Depending on the severity of the weaving, you may be able to negotiate a lower price for the horse. However, keep in mind that a weaver may cost more in upkeep; which can outweigh the reduced purchase price.
Are Horses That Weave More Expensive to Keep?
Management costs for horses that weave depend on how severe the weaving is, and how it is managed. The cost to keep a mild weaver is unlikely to differ from the normal costs of keeping a horse.
Interestingly, horses who weave might be cheaper to keep in some aspects. One example of this is the difference in the cost of a field and a stable at a boarding facility. Stables usually attract higher boarding rates due to their installation and maintenance costs.

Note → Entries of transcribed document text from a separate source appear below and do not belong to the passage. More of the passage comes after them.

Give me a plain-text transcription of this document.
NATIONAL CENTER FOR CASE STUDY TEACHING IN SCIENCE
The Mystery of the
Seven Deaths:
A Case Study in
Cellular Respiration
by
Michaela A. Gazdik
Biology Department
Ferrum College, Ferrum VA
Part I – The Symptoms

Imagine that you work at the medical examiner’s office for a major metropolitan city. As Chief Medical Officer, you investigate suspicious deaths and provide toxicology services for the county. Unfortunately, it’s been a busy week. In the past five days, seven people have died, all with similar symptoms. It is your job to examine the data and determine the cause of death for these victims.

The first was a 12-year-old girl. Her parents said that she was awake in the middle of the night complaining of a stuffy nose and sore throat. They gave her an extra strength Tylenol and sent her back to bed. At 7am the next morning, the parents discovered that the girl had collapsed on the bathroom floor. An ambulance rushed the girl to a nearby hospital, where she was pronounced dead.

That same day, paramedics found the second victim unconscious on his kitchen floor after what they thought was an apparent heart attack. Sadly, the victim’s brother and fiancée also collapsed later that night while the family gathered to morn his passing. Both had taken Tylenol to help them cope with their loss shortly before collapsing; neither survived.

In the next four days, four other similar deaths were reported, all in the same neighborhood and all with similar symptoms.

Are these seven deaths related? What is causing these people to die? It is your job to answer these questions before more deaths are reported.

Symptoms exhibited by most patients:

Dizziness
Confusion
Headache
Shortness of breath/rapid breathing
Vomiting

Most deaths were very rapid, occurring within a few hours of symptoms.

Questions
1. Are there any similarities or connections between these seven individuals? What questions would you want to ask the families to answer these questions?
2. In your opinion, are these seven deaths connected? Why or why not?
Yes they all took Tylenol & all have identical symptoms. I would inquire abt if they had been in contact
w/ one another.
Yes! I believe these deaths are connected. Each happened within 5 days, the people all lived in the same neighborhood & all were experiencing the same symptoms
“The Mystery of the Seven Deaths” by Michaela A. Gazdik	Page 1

Horses who weave often fare better when kept in turnout permanently. If your horse shares a field with another horse, your costs may be reduced further. Additionally, managing field-kept horses requires less time on a daily basis.
However, the chronic weaver might have more expenses in terms of feeds, medications, or supplements. The cost of calming supplements quickly adds up, as do veterinary medications. Even if you only use these products to help break the weaving habit, they can become expensive.
Horses that spend a lot of time weaving might also need extra hoof care or body work. Weaving can cause hooves to wear unevenly, resulting in hooves that need to be trimmed or shod more often. There can also be extra strain on muscles and ligaments, resulting in more frequent body work or chiropractic costs.
Lastly, very severe weavers may also incur maintenance costs to cover any property damage they cause. While not nearly as destructive as crib biting, weaving can cause damage to flooring or gateways.
While weaving itself is not a desirable behavior, it should be considered alongside your riding goals and personal circumstances. These include your management practices and training options. The health and soundness of the horse is also important. Before deciding to buy a horse that weaves, make sure you seek advice from professionals like your trainer or veterinarian.